Du côté turque, on s'affaire pour les loger 
Trois nouveaux camps sont montés à la hâte : 30.000 réfugiés seront accueillis graduellement, mais les autorités turques n'iront pas plus loin. Selon le ministre des Affaires étrangères, Ahmet Davutoglu, le «seuil d'acceptation» est fixé à 100.000 réfugiés. Car la tension monte, dans et en dehors des camps.

Dans la ville de Kilis, des réfugiés réclament plus de nourriture et d'eau. Le personnel turc du camp parle, lui, de gaspillage et s'étonne que ces gens se plaignent. Pourtant, la climatisation a été coupée et l'eau rationnée dans la journée.

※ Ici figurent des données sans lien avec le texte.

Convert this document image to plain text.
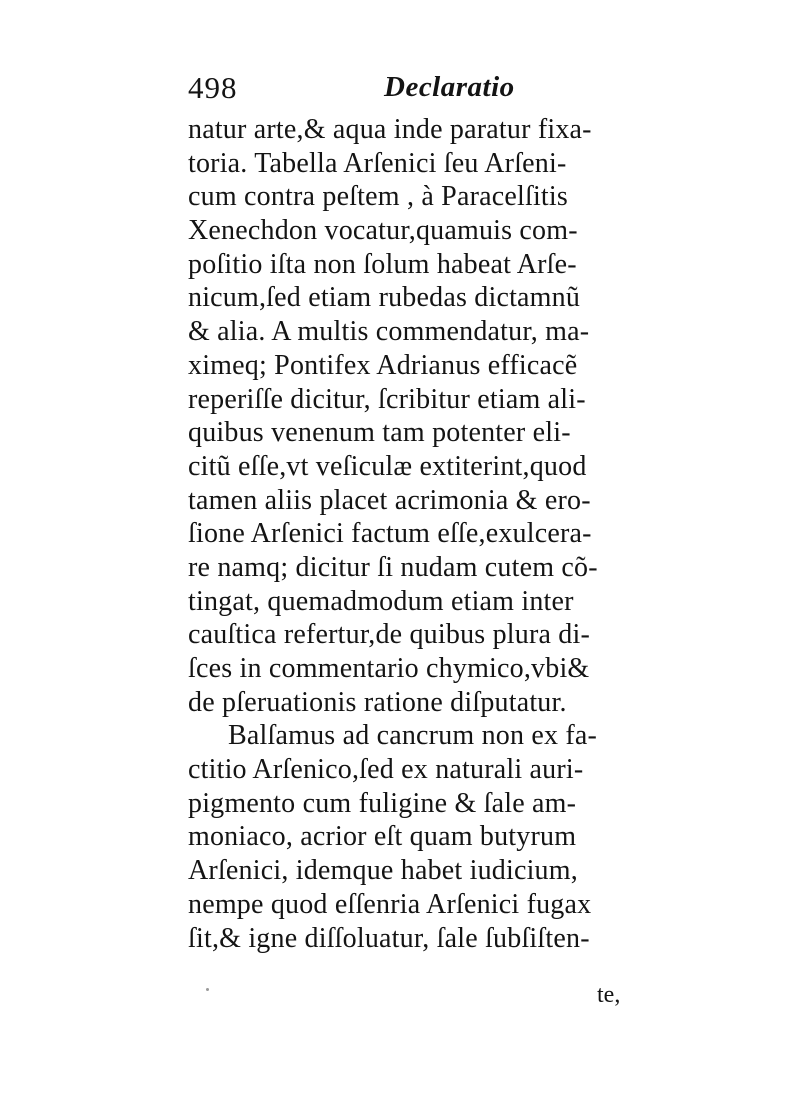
498	Declaratio
natur arte,& aqua inde paratur fixa-
toria. Tabella Arſenici ſeu Arſeni-
cum contra peſtem , à Paracelſitis
Xenechdon vocatur,quamuis com-
poſitio iſta non ſolum habeat Arſe-
nicum,ſed etiam rubedas dictamnũ
& alia. A multis commendatur, ma-
ximeq; Pontifex Adrianus efficacẽ
reperiſſe dicitur, ſcribitur etiam ali-
quibus venenum tam potenter eli-
citũ eſſe,vt veſiculæ extiterint,quod
tamen aliis placet acrimonia & ero-
ſione Arſenici factum eſſe,exulcera-
re namq; dicitur ſi nudam cutem cõ-
tingat, quemadmodum etiam inter
cauſtica refertur,de quibus plura di-
ſces in commentario chymico,vbi&
de pſeruationis ratione diſputatur.
Balſamus ad cancrum non ex fa-
ctitio Arſenico,ſed ex naturali auri-
pigmento cum fuligine & ſale am-
moniaco, acrior eſt quam butyrum
Arſenici, idemque habet iudicium,
nempe quod eſſenria Arſenici fugax
ſit,& igne diſſoluatur, ſale ſubſiſten-
te,
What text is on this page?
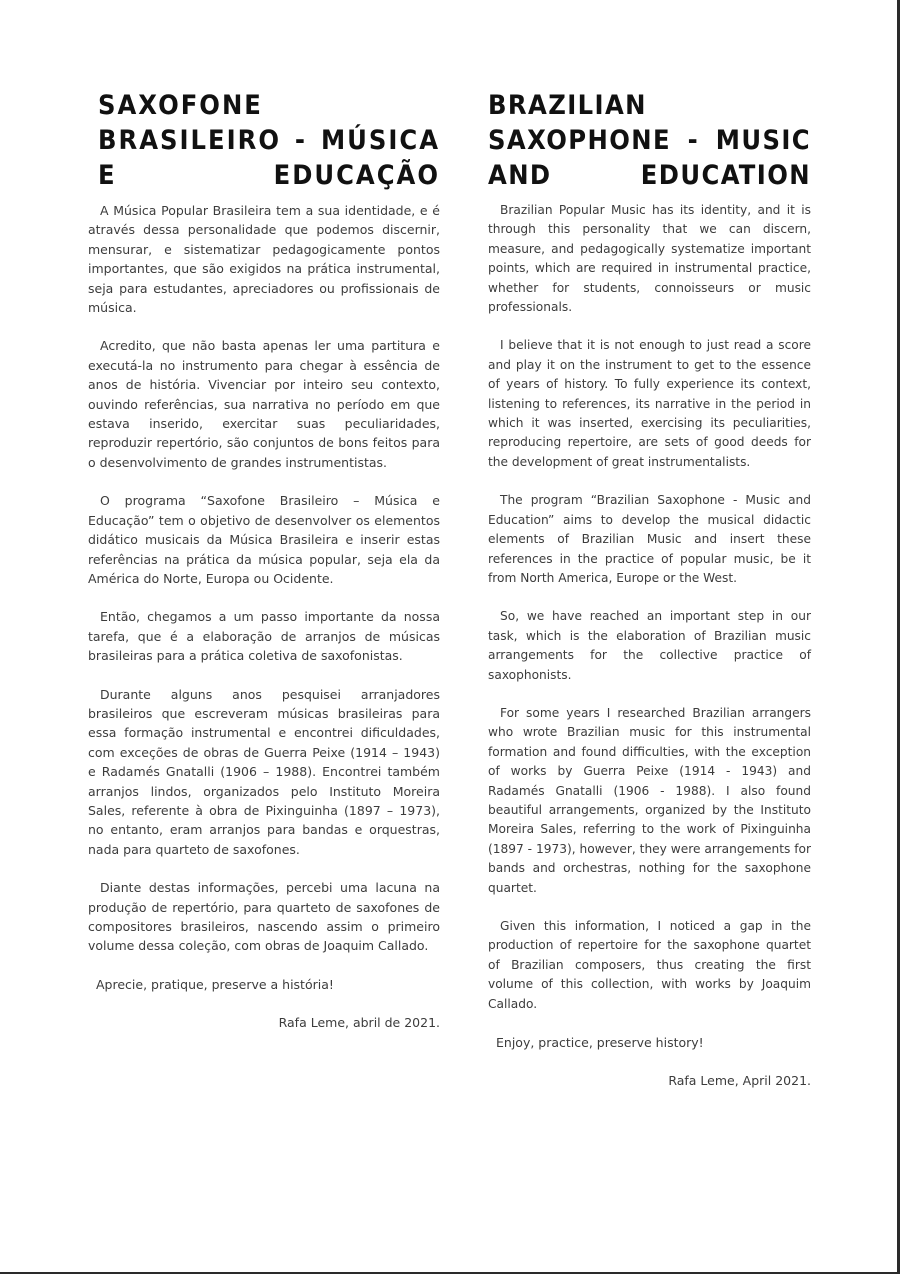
SAXOFONE BRASILEIRO - MÚSICA E EDUCAÇÃO

A Música Popular Brasileira tem a sua identidade, e é através dessa personalidade que podemos discernir, mensurar, e sistematizar pedagogicamente pontos importantes, que são exigidos na prática instrumental, seja para estudantes, apreciadores ou profissionais de música.

Acredito, que não basta apenas ler uma partitura e executá-la no instrumento para chegar à essência de anos de história. Vivenciar por inteiro seu contexto, ouvindo referências, sua narrativa no período em que estava inserido, exercitar suas peculiaridades, reproduzir repertório, são conjuntos de bons feitos para o desenvolvimento de grandes instrumentistas.

O programa “Saxofone Brasileiro – Música e Educação” tem o objetivo de desenvolver os elementos didático musicais da Música Brasileira e inserir estas referências na prática da música popular, seja ela da América do Norte, Europa ou Ocidente.

Então, chegamos a um passo importante da nossa tarefa, que é a elaboração de arranjos de músicas brasileiras para a prática coletiva de saxofonistas.

Durante alguns anos pesquisei arranjadores brasileiros que escreveram músicas brasileiras para essa formação instrumental e encontrei dificuldades, com exceções de obras de Guerra Peixe (1914 – 1943) e Radamés Gnatalli (1906 – 1988). Encontrei também arranjos lindos, organizados pelo Instituto Moreira Sales, referente à obra de Pixinguinha (1897 – 1973), no entanto, eram arranjos para bandas e orquestras, nada para quarteto de saxofones.

Diante destas informações, percebi uma lacuna na produção de repertório, para quarteto de saxofones de compositores brasileiros, nascendo assim o primeiro volume dessa coleção, com obras de Joaquim Callado.

Aprecie, pratique, preserve a história!

Rafa Leme, abril de 2021.

BRAZILIAN SAXOPHONE - MUSIC AND EDUCATION

Brazilian Popular Music has its identity, and it is through this personality that we can discern, measure, and pedagogically systematize important points, which are required in instrumental practice, whether for students, connoisseurs or music professionals.

I believe that it is not enough to just read a score and play it on the instrument to get to the essence of years of history. To fully experience its context, listening to references, its narrative in the period in which it was inserted, exercising its peculiarities, reproducing repertoire, are sets of good deeds for the development of great instrumentalists.

The program “Brazilian Saxophone - Music and Education” aims to develop the musical didactic elements of Brazilian Music and insert these references in the practice of popular music, be it from North America, Europe or the West.

So, we have reached an important step in our task, which is the elaboration of Brazilian music arrangements for the collective practice of saxophonists.

For some years I researched Brazilian arrangers who wrote Brazilian music for this instrumental formation and found difficulties, with the exception of works by Guerra Peixe (1914 - 1943) and Radamés Gnatalli (1906 - 1988). I also found beautiful arrangements, organized by the Instituto Moreira Sales, referring to the work of Pixinguinha (1897 - 1973), however, they were arrangements for bands and orchestras, nothing for the saxophone quartet.

Given this information, I noticed a gap in the production of repertoire for the saxophone quartet of Brazilian composers, thus creating the first volume of this collection, with works by Joaquim Callado.

Enjoy, practice, preserve history!

Rafa Leme, April 2021.
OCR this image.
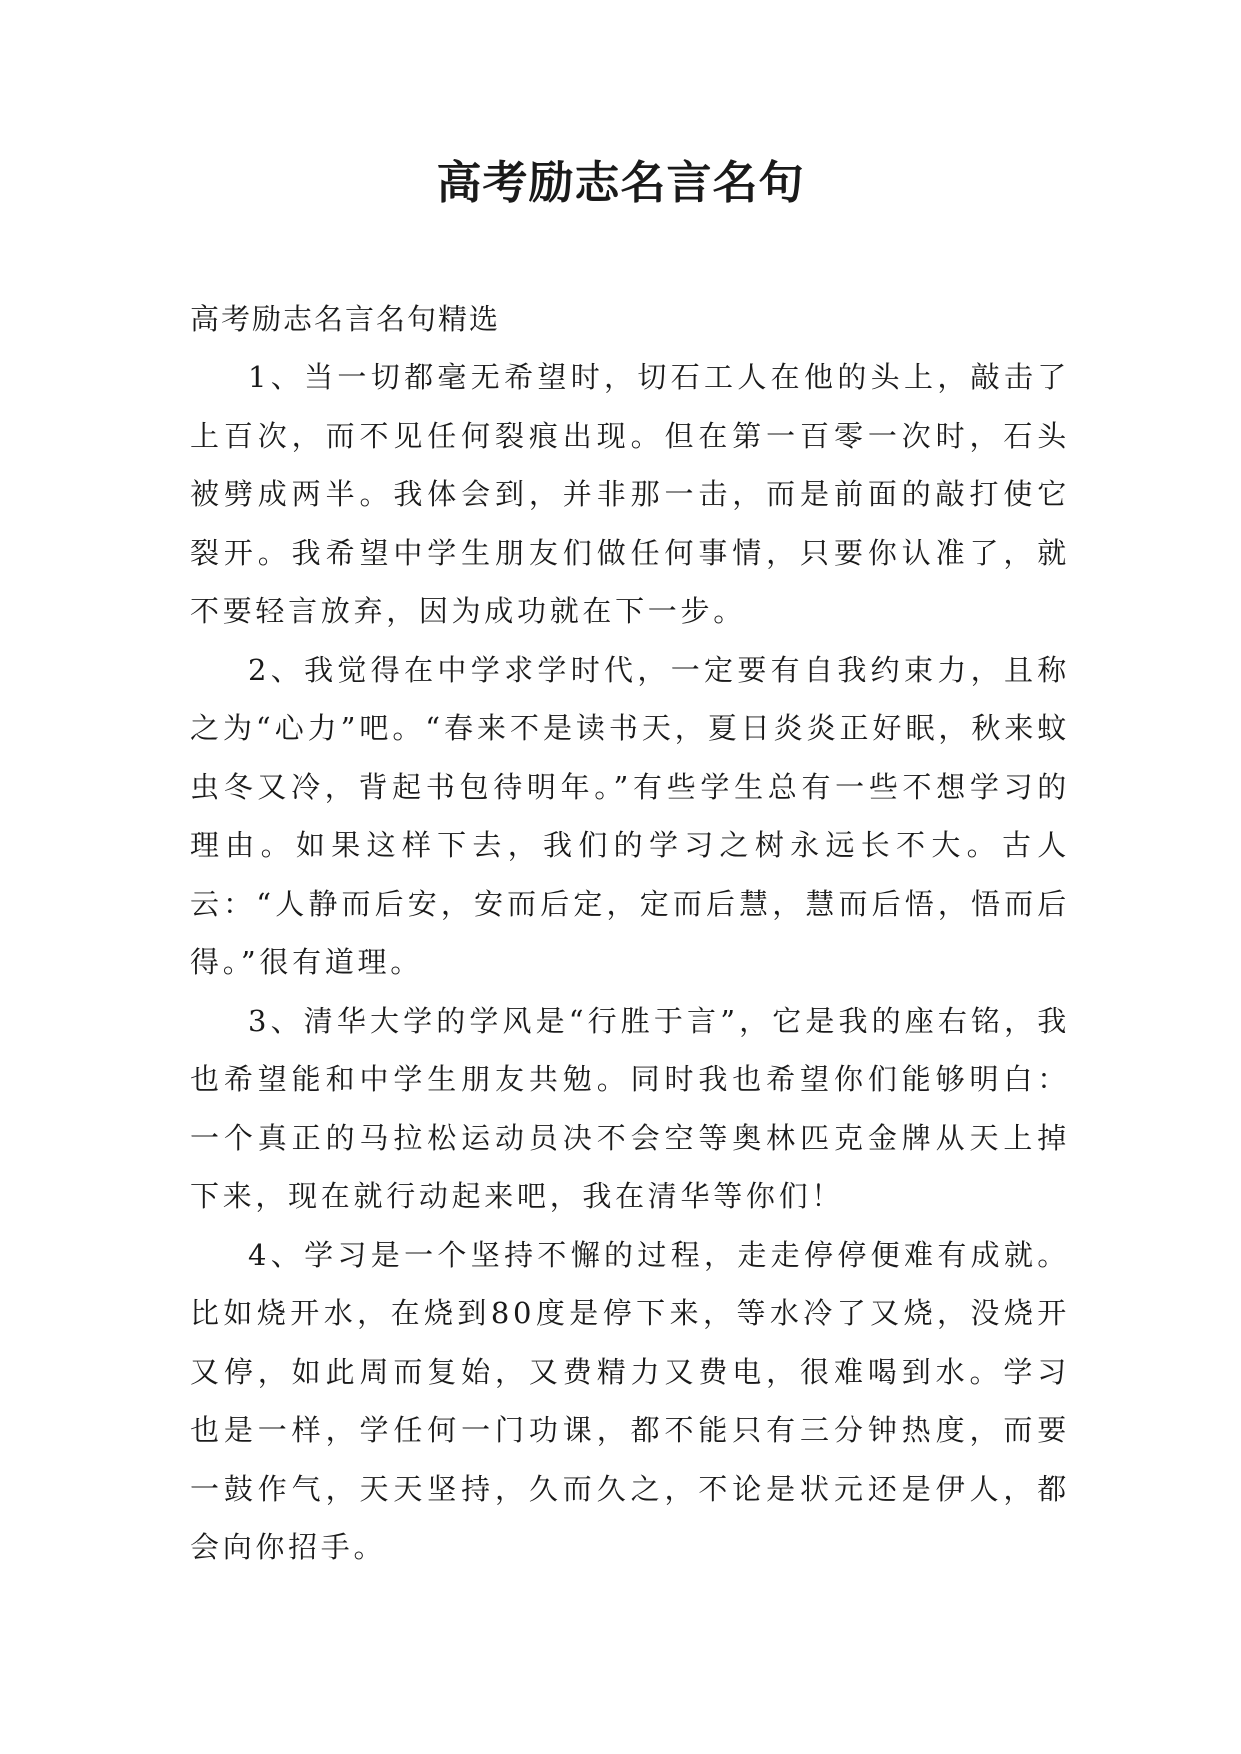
高考励志名言名句

高考励志名言名句精选

1、当一切都毫无希望时，切石工人在他的头上，敲击了上百次，而不见任何裂痕出现。但在第一百零一次时，石头被劈成两半。我体会到，并非那一击，而是前面的敲打使它裂开。我希望中学生朋友们做任何事情，只要你认准了，就不要轻言放弃，因为成功就在下一步。

2、我觉得在中学求学时代，一定要有自我约束力，且称之为“心力”吧。“春来不是读书天，夏日炎炎正好眠，秋来蚊虫冬又冷，背起书包待明年。”有些学生总有一些不想学习的理由。如果这样下去，我们的学习之树永远长不大。古人云：“人静而后安，安而后定，定而后慧，慧而后悟，悟而后得。”很有道理。

3、清华大学的学风是“行胜于言”，它是我的座右铭，我也希望能和中学生朋友共勉。同时我也希望你们能够明白：一个真正的马拉松运动员决不会空等奥林匹克金牌从天上掉下来，现在就行动起来吧，我在清华等你们！

4、学习是一个坚持不懈的过程，走走停停便难有成就。比如烧开水，在烧到80度是停下来，等水冷了又烧，没烧开又停，如此周而复始，又费精力又费电，很难喝到水。学习也是一样，学任何一门功课，都不能只有三分钟热度，而要一鼓作气，天天坚持，久而久之，不论是状元还是伊人，都会向你招手。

Hors des camps, c'est la population turque qui s'offusque de l'attitude de certains réfugiés. Dans un restaurant, un groupe aurait refusé de payer la note.

Reportage réalisé près de Kilis le 28 août 2012

Mais c'est surtout sur le plan politique que les critiques sont les plus vives. L'opposition turque condamne ouvertement le soutien du gouvernement Erdogan aux rebelles syriens. Et, selon elle, les camps seraient devenus de véritables bases arrières de l'Armée syrienne libre.

Après la Turquie, la Jordanie
La Turquie se dit saturée et, du coup, c'est vers la Jordanie que se porte l'attention. Car selon l'ONU, si les violences continuent en Syrie, c'est 200.000 réfugiés qu'il faudrait accueillir au total, soit le double des réfugiés qui existent aujourd'hui.

La Jordanie, qui compte déjà 10.000 réfugiés, deviendrait de facto une destination prioritaire. Si tout le monde évoque la création en Syrie d'une zone tampon où pourraient s'installer les populations qui fuient les combats, personne n'y croit vraiment. Le pouvoir syrien a déjà rejeté cette hypothèse.